To do this, we can do use the `reset_index` technique to ask Python to re-index the rows and then use the index value, plus one, to find the total rank.  We can do this since Python will give the first row index `0`, the second row index `1`, the next row index `2`, and so on.  Since adding one to the index gets us the rank, this is a quick technique to rank all of the rows.

Complete the following two steps:
- Reset the index of `df_US_large`,
- Create a new column in `df_US_large` called `"US_large_rank"` that has the value of `df_US_large.index + 1`.

In [None]:
# Step 1: Reset the index of df_US-large (if needed, see Puzzle 1.2 to refresh how you can do this):
df_US_large = ...
df_US_large


In [None]:
# Step 2: Create a new column in df_US_large:
df_US_large["US_large_rank"] = ...
df_US_large

In [None]:
## == TEST CASES FOR PUZZLE 2 ==
# - This read-only cell contains a "checkpoint" for this section of the MicroProejct and verifies you are on the right track.
# - If this cell results in a celebration message, you PASSED all test cases!
# - If this cell results in any errors, check you previous cells, make changes, and RE-RUN your code and then this cell.

tada = "\N{PARTY POPPER}"

assert("US_large_rank" in df_US_large)
assert(df_US_large.loc[0][0] == df_US_large.iloc[0][0])
assert(df_US_large.loc[0]["US_large_rank"] == 1)
print(f"{tada} All Tests Passed! {tada}")
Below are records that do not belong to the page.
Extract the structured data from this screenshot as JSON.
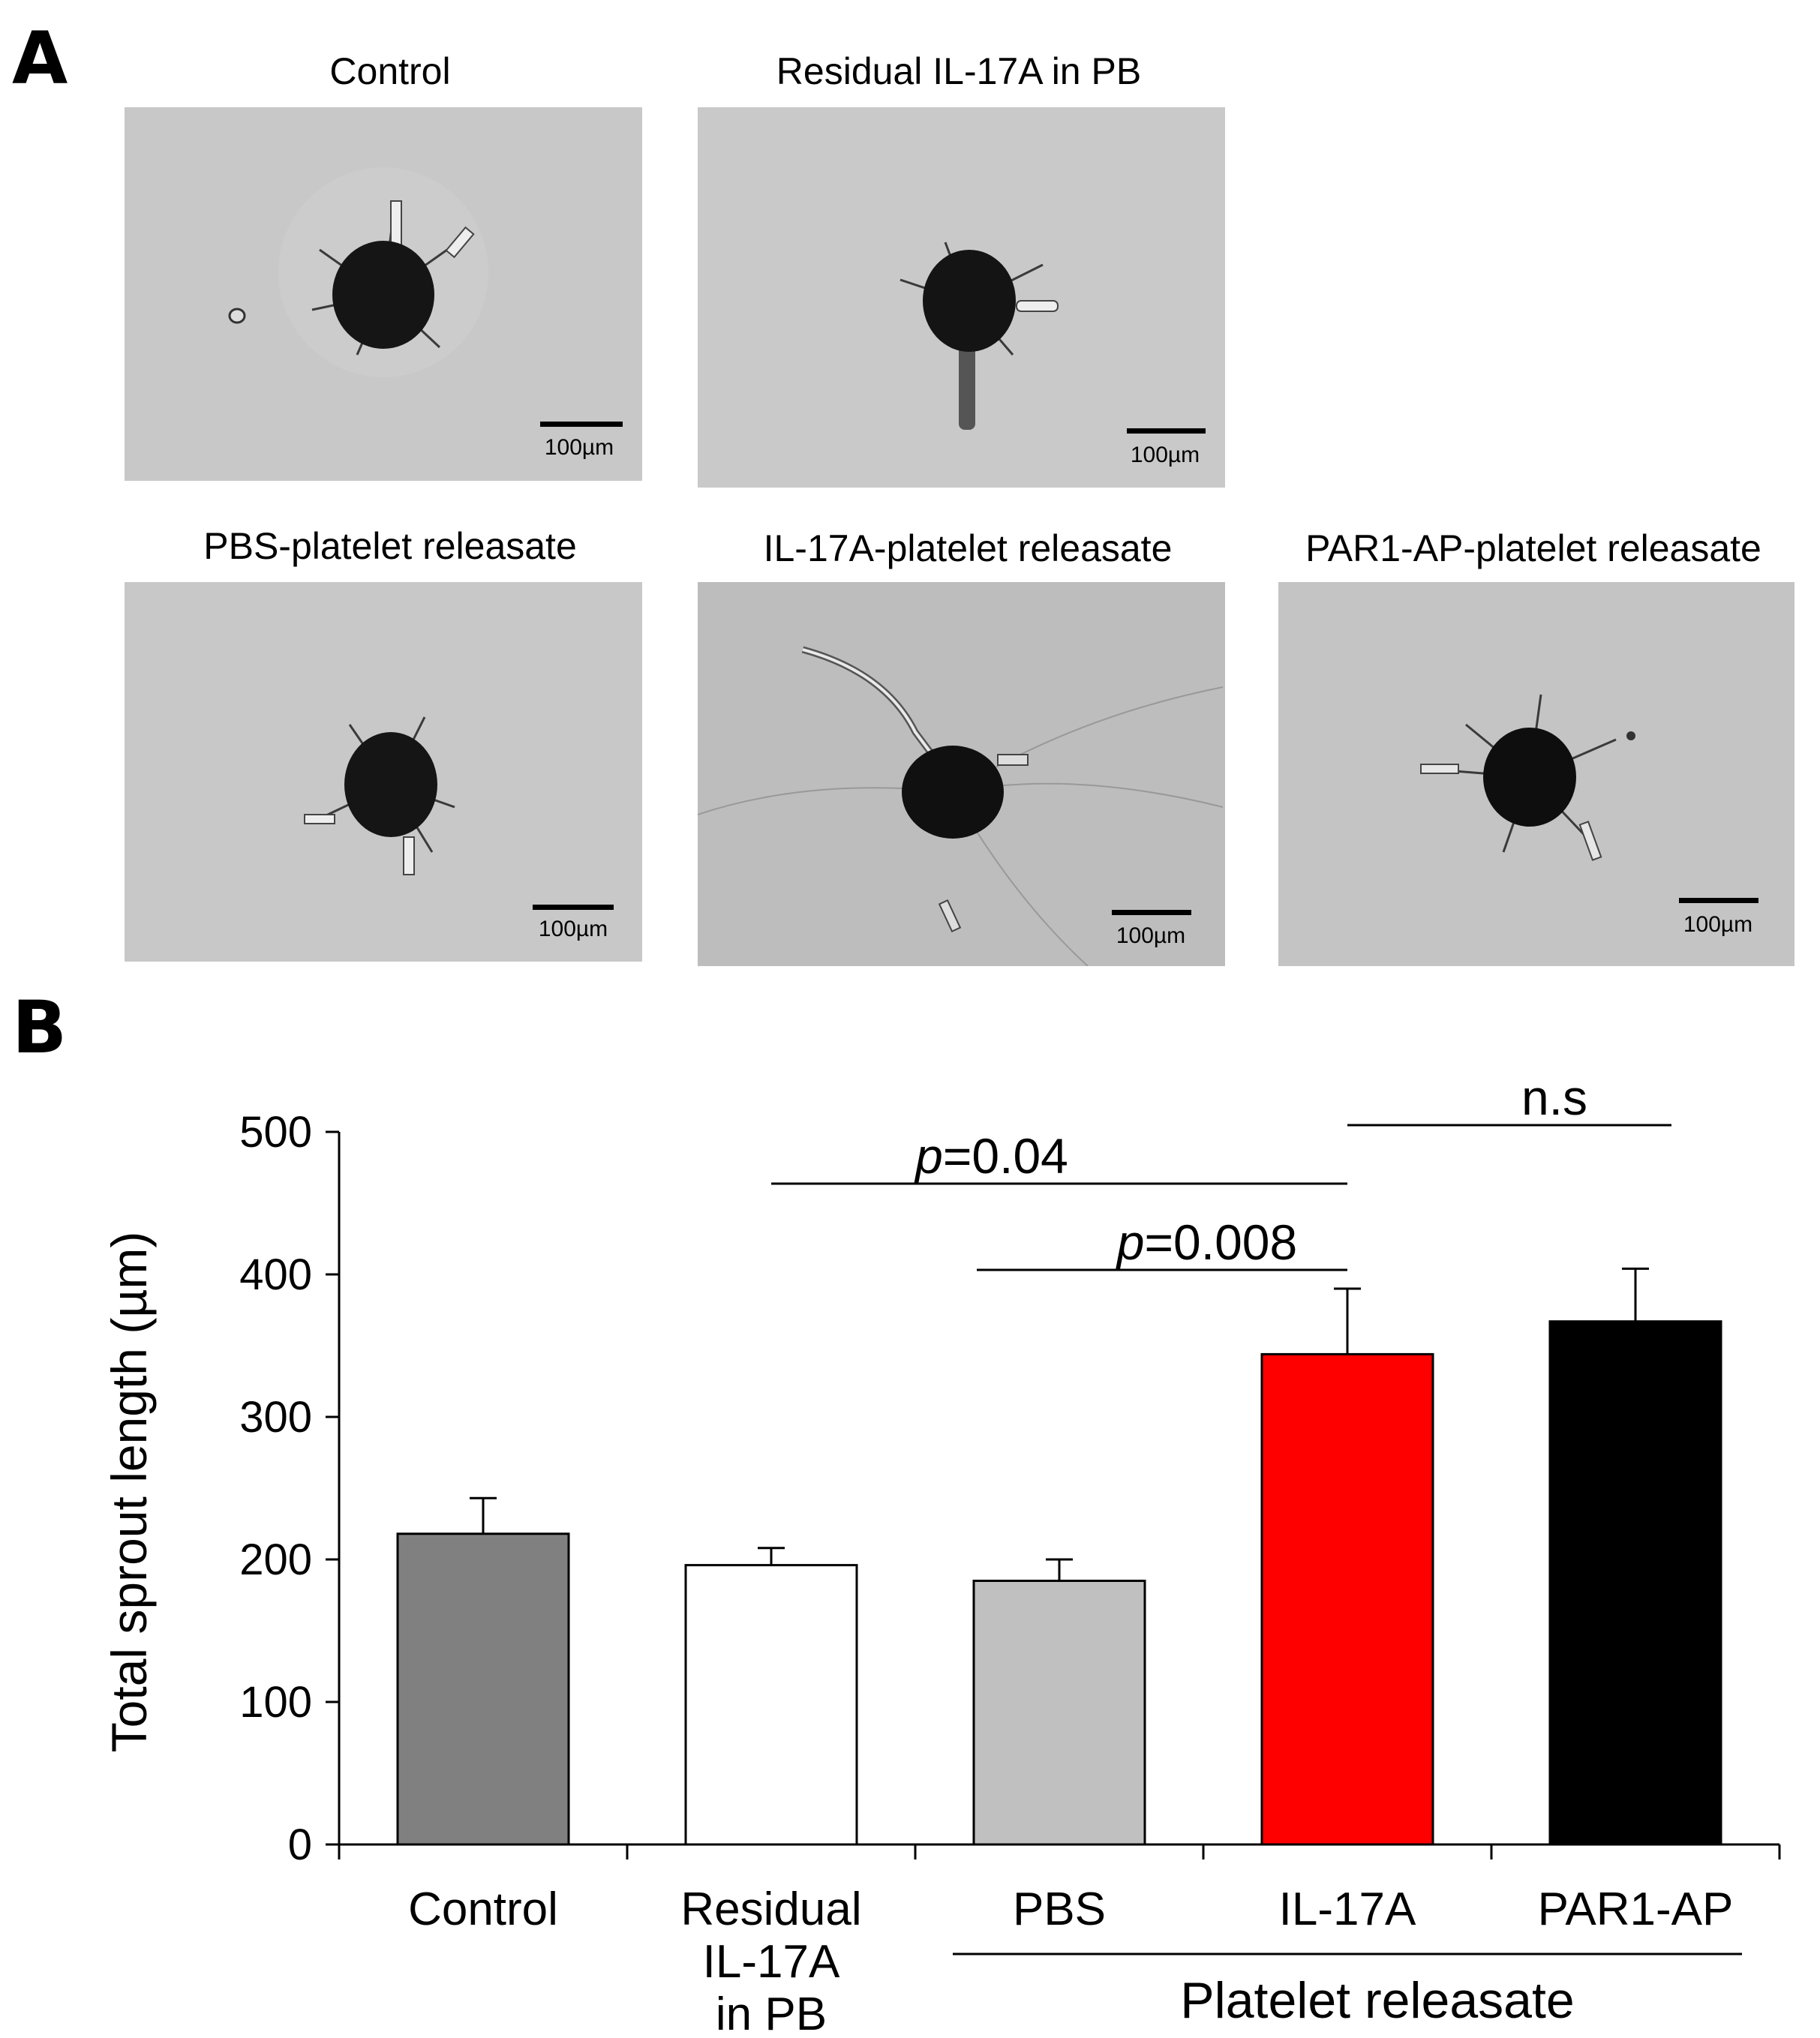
{
  "panel_a": {
    "letter": "A",
    "micrographs": [
      {
        "title": "Control",
        "scale_label": "100µm"
      },
      {
        "title": "Residual IL-17A in PB",
        "scale_label": "100µm"
      },
      {
        "title": "PBS-platelet releasate",
        "scale_label": "100µm"
      },
      {
        "title": "IL-17A-platelet releasate",
        "scale_label": "100µm"
      },
      {
        "title": "PAR1-AP-platelet releasate",
        "scale_label": "100µm"
      }
    ]
  },
  "panel_b": {
    "letter": "B"
  },
  "chart_data": {
    "type": "bar",
    "categories": [
      "Control",
      "Residual\nIL-17A\nin PB",
      "PBS",
      "IL-17A",
      "PAR1-AP"
    ],
    "values": [
      218,
      196,
      185,
      344,
      367
    ],
    "errors": [
      25,
      12,
      15,
      46,
      37
    ],
    "colors": [
      "#808080",
      "#ffffff",
      "#c0c0c0",
      "#ff0000",
      "#000000"
    ],
    "ylabel": "Total sprout length (µm)",
    "ylim": [
      0,
      500
    ],
    "yticks": [
      0,
      100,
      200,
      300,
      400,
      500
    ],
    "group_label": "Platelet releasate",
    "annotations": [
      {
        "prefix": "p",
        "text": "=0.04",
        "from": "Residual\nIL-17A\nin PB",
        "to": "IL-17A"
      },
      {
        "prefix": "p",
        "text": "=0.008",
        "from": "PBS",
        "to": "IL-17A"
      },
      {
        "prefix": "",
        "text": "n.s",
        "from": "IL-17A",
        "to": "PAR1-AP"
      }
    ],
    "grid": false
  }
}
<hr style="color: #DD3403;">

## Puzzle 3: Creating Random Subsets

Instead of focusing on just a subset of a DataFrame, researchers often need to look at a random sample of a DataFrame.

Returning to the original dataset of nearly 1,400 universities, create one new DataFrame, `df_random_15` , that gives us a random sample of 15 rows in the dataset.

In [None]:
df_random_15 = ...
df_random_15

In [None]:
## == TEST CASES FOR PUZZLE 3 ==
# - This read-only cell contains a "checkpoint" for this section of the MicroProejct and verifies you are on the right track.
# - If this cell results in a celebration message, you PASSED all test cases!
# - If this cell results in any errors, check you previous cells, make changes, and RE-RUN your code and then this cell.

tada = "\N{PARTY POPPER}"

assert('df_random_15' in vars()), "Make sure to name the dataframe df_random_15."
assert(len(df_random_15) == 15), "It looks like you did not sample exactly 15 rows."
assert(len(df_random_15[df_random_15.Country != "United States"]) > 0), "Make sure to sample from the full dataset stored in `df`"
print(f"{tada} All Tests Passed! {tada}") 

<hr style="color: #DD3403;">

## Submission

You're almost done!  All you need to do is to commit your lab to GitHub and run the GitHub Actions Grader:

1.  ⚠️ **Make certain to save your work.** ⚠️ To do this, go to **File => Save All**

2.  After you have saved, exit this notebook and follow the instructions to commit and grade this MicroProject!